Sayfa:Yamyamlığın Tarihi Ve Van’da İnsan Yiyen Bir Topluluk Mirovharlar.pdf/8

Vikikaynak, özgür kütüphane
Bu sayfa doğrulanmış

Aynı efsanenin bir başka varyantına göre Pirka Mirovhar, insan yiyenlerden ayrı tasavvur edilir. Buna göre köydeki kızları süsleme bahanesiyle ormana götüren kadın, onları öldürüp yer. Anlatıya göre kadının tehlikeli olduğunun farkına varan Karşıyakalı genç bir kız, 4 numaralı varyantta olduğu gibi neneyi kaynar suyla yakarak öldürür.

Heblu sözcüğüyle ilgili bu adın Asur ve Mısır metinlerinde yer aldığı tespit edilmiştir. Budge’ın kaydettiğine göre hebiu ve heblu sözcükleri, “ölüme meydan okuyan bir grup arkadaş” anlamına gelir (Budge, 1920: 445). Maximillien de Lafayettte ise Heblu’nun Asurcada kullanılan bir kelime olduğunu belirtmiş ancak sözcüğün manasıyla ilgili herhangi bir bilgi kaydetmemiştir (de Lafayette, 2014: 79). Tarihsel süreci itibariyle belirsizlikleri bulunan ve yalnızca efsanenin adlandırılması itibariyle yöresel özellikler gösteren İnsan Yiyenler topluluğunun etnik ve kültürel kimlikleri belirsizdir. Bu hususta, yörede yıkık bir vaziyette bulunan, İnsan Yiyenlerin içinde yaşadığı düşünülen yerleşim birimi kalıntıları, arkeologlar tarafından incelenmelidir.

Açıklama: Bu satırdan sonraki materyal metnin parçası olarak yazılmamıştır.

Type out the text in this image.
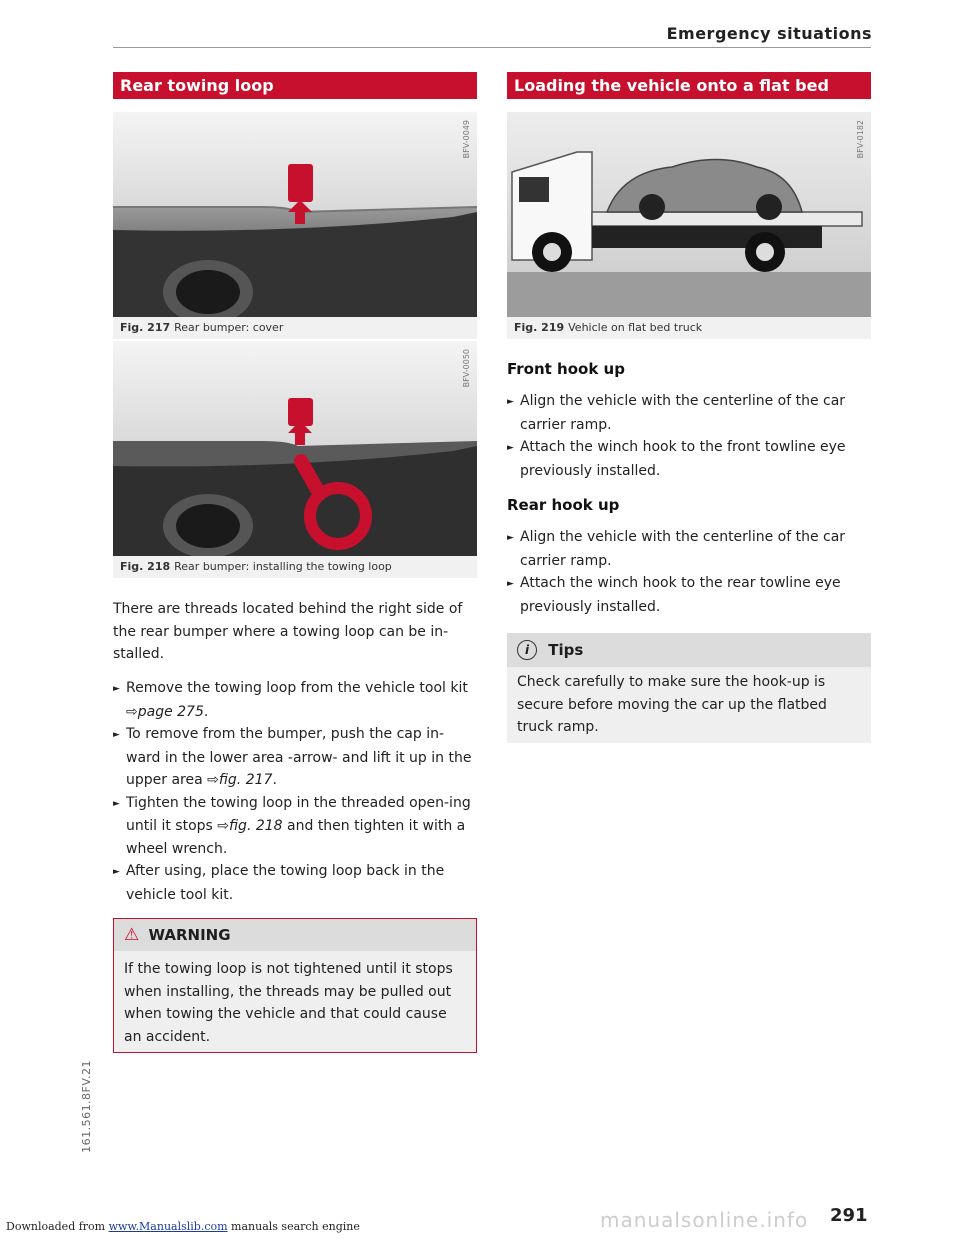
Emergency situations
Rear towing loop
BFV-0049
Fig. 217 Rear bumper: cover
BFV-0050
Fig. 218 Rear bumper: installing the towing loop
There are threads located behind the right side of the rear bumper where a towing loop can be in-stalled.
► Remove the towing loop from the vehicle tool kit ⇨page 275.
► To remove from the bumper, push the cap in-ward in the lower area -arrow- and lift it up in the upper area ⇨fig. 217.
► Tighten the towing loop in the threaded open-ing until it stops ⇨fig. 218 and then tighten it with a wheel wrench.
► After using, place the towing loop back in the vehicle tool kit.
⚠ WARNING
If the towing loop is not tightened until it stops when installing, the threads may be pulled out when towing the vehicle and that could cause an accident.
Loading the vehicle onto a flat bed
BFV-0182
Fig. 219 Vehicle on flat bed truck
Front hook up
► Align the vehicle with the centerline of the car carrier ramp.
► Attach the winch hook to the front towline eye previously installed.
Rear hook up
► Align the vehicle with the centerline of the car carrier ramp.
► Attach the winch hook to the rear towline eye previously installed.
i Tips
Check carefully to make sure the hook-up is secure before moving the car up the flatbed truck ramp.
161.561.8FV.21
manualsonline.info 291
Downloaded from www.Manualslib.com manuals search engine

Zaman içinde masallara ait unsurlarla da beslenen bu anlatmalardan, 5 numaralı efsaneye göre yaşlı bir nene vahşi hayvanlar tarafından sürekli hakarete uğrar. Yalnız kalmamak maksadıyla gelini ve damadını yanına alan kadın, bir süre sonra yalnız kalınca ve yiyecek bir şeyi olmayınca insan eti yemeye başlar. Ayrıca anlatıda kadının evini bugünkü Çataksuyu Çayı kenarına taşıdığı da belirtilmiştir. Anlatılan bir diğer efsanede insan etiyle beslenen bir kadın, oğluna Karşıyaka Köyü’nden bir gelin alır. Oğlunun bu şekilde beslenip beslenmediği hususunda belirsiz olan anlatıya göre, gelin, kaynanasının insan eti kesip pişirdiğini görür. Torununu da yemek üzere isteyen kaynana, bu sebeple gelinin kaçmasına ve insan yiyenlerin duyulmasına sebep olur (KK-11). 6 numaralı efsane bu minvalde daha gerçekçi bir içerikle, söz konusu insanların göç ettirildiğini ve bu olayların yüzyıl önce yaşandığını içerir.

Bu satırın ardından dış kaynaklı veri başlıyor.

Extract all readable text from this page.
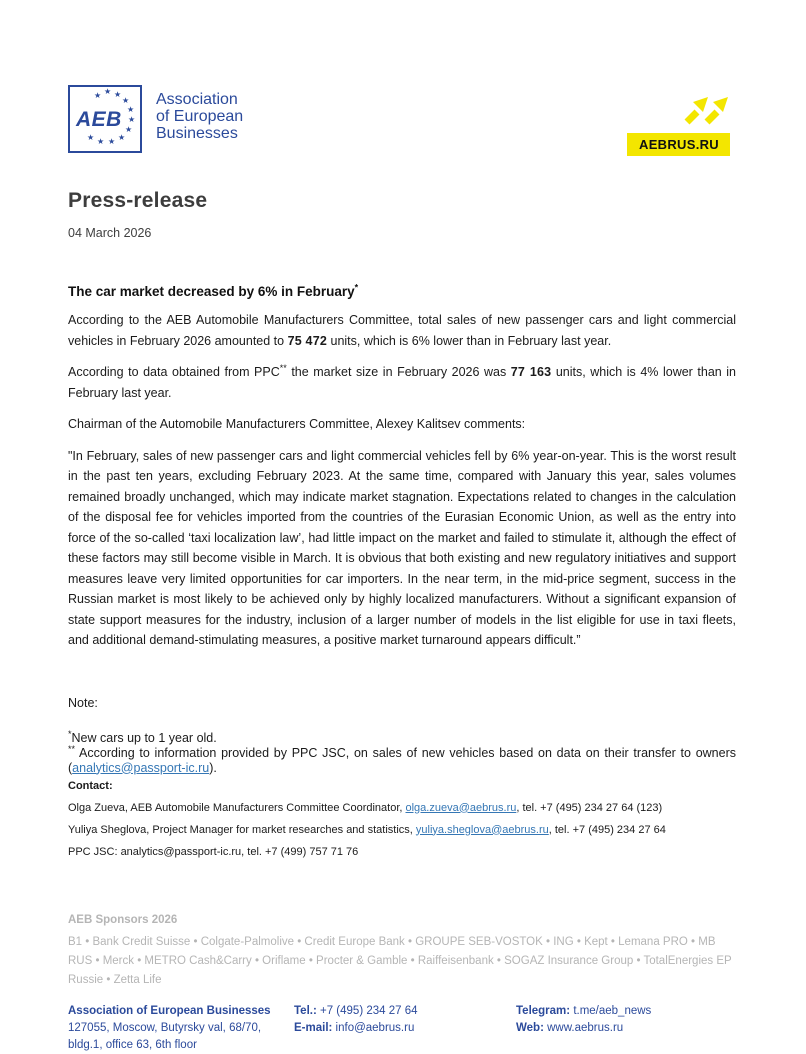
AEB
★ ★ ★
★
★
★
★
★
★
★
★
Association
of European
Businesses
AEBRUS.RU
Press-release
04 March 2026
The car market decreased by 6% in February*

According to the AEB Automobile Manufacturers Committee, total sales of new passenger cars and light commercial vehicles in February 2026 amounted to 75 472 units, which is 6% lower than in February last year.

According to data obtained from PPC** the market size in February 2026 was 77 163 units, which is 4% lower than in February last year.

Chairman of the Automobile Manufacturers Committee, Alexey Kalitsev comments:

"In February, sales of new passenger cars and light commercial vehicles fell by 6% year-on-year. This is the worst result in the past ten years, excluding February 2023. At the same time, compared with January this year, sales volumes remained broadly unchanged, which may indicate market stagnation. Expectations related to changes in the calculation of the disposal fee for vehicles imported from the countries of the Eurasian Economic Union, as well as the entry into force of the so-called ‘taxi localization law’, had little impact on the market and failed to stimulate it, although the effect of these factors may still become visible in March. It is obvious that both existing and new regulatory initiatives and support measures leave very limited opportunities for car importers. In the near term, in the mid-price segment, success in the Russian market is most likely to be achieved only by highly localized manufacturers. Without a significant expansion of state support measures for the industry, inclusion of a larger number of models in the list eligible for use in taxi fleets, and additional demand-stimulating measures, a positive market turnaround appears difficult.”

Note:
*New cars up to 1 year old.
** According to information provided by PPC JSC, on sales of new vehicles based on data on their transfer to owners (analytics@passport-ic.ru).
Contact:
Olga Zueva, AEB Automobile Manufacturers Committee Coordinator, olga.zueva@aebrus.ru, tel. +7 (495) 234 27 64 (123)
Yuliya Sheglova, Project Manager for market researches and statistics, yuliya.sheglova@aebrus.ru, tel. +7 (495) 234 27 64
PPC JSC: analytics@passport-ic.ru, tel. +7 (499) 757 71 76
AEB Sponsors 2026
B1 • Bank Credit Suisse • Colgate-Palmolive • Credit Europe Bank • GROUPE SEB-VOSTOK • ING • Kept • Lemana PRO • MB RUS • Merck • METRO Cash&Carry • Oriflame • Procter & Gamble • Raiffeisenbank • SOGAZ Insurance Group • TotalEnergies EP Russie • Zetta Life
Association of European Businesses
127055, Moscow, Butyrsky val, 68/70,
bldg.1, office 63, 6th floor
Tel.: +7 (495) 234 27 64
E-mail: info@aebrus.ru
Telegram: t.me/aeb_news
Web: www.aebrus.ru
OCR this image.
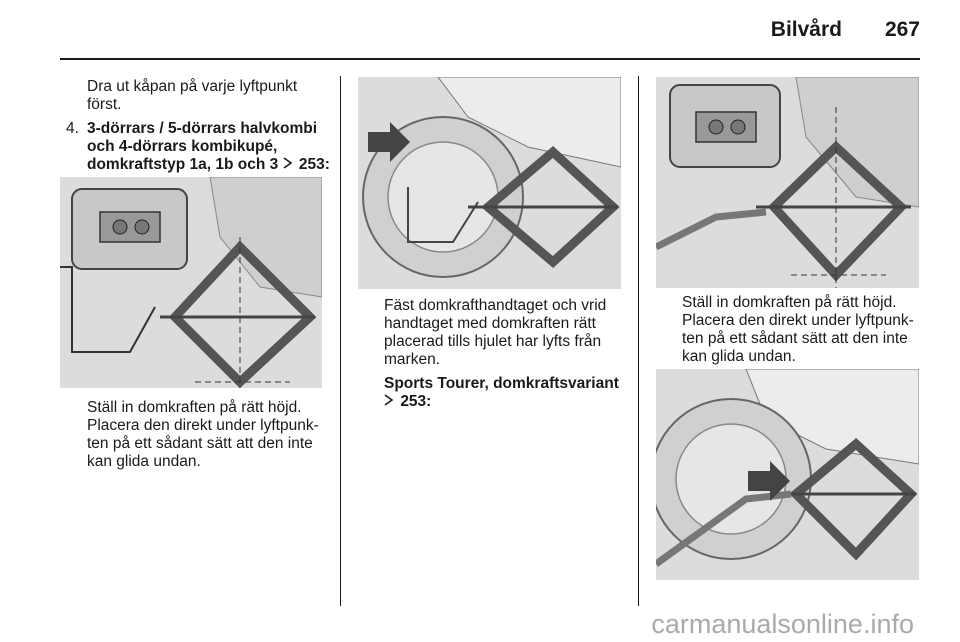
Bilvård 267
Dra ut kåpan på varje lyftpunkt
först.
4. 3-dörrars / 5-dörrars halvkombi
och 4-dörrars kombikupé,
domkraftstyp 1a, 1b och 3 253:
Ställ in domkraften på rätt höjd.
Placera den direkt under lyftpunk-
ten på ett sådant sätt att den inte
kan glida undan.
Fäst domkrafthandtaget och vrid
handtaget med domkraften rätt
placerad tills hjulet har lyfts från
marken.
Sports Tourer, domkraftsvariant
253:
Ställ in domkraften på rätt höjd.
Placera den direkt under lyftpunk-
ten på ett sådant sätt att den inte
kan glida undan.
carmanualsonline.info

Bahçıvan Mahallesi’nde yaşadığı rivayet edilen insan yiyenlerle ilgili bir başka anlatım ise diğerlerinden farklı olarak söz konusu insanların görünüşüyle ilgili ilginç bilgiler içerir. Tıpkı olağanüstü varlıklarda olduğu gibi, bazı insan yiyenlerin de ayaklarının ters olduğu ve yüzlerinin insan

yüzüne benzemediği belirtilir.[1]Adını vermek istemeyen ve yörenin uğursuzluk getirdiğine inanan K12’nin anlatımında, insan yiyen tek kişidir ve yaşlı bir kadındır. Kocasını, oğlunu, gelinini ve torununu yiyen kadın, bir süre sonra yaşadığı köydeki iki çocuğu da kaçırıp yer. En sonunda yeni doğmuş bir bebeği tandır evinde pişirirken yakalanır ve insanlar bu olaydan sonra yöreden göç etmeye başlarlar. Kaynak kişinin verdiği bilgiler doğrultusunda (bk. 9. anlatı) yörenin fiziki yapısı ile nüfus dağılımı mukayese edildiğinde elde edilen bulgular dikkat çekicidir. Nitekim İnsan Yiyenlerin yaşadığı söylenen bölge, çevre köylere ve mahallelere göre


  1. Bilindiği gibi bu durum, başta Türkiye sahasında olmak üzere Türk dünyasında da cinlere izafe edilir (Polat, 2020).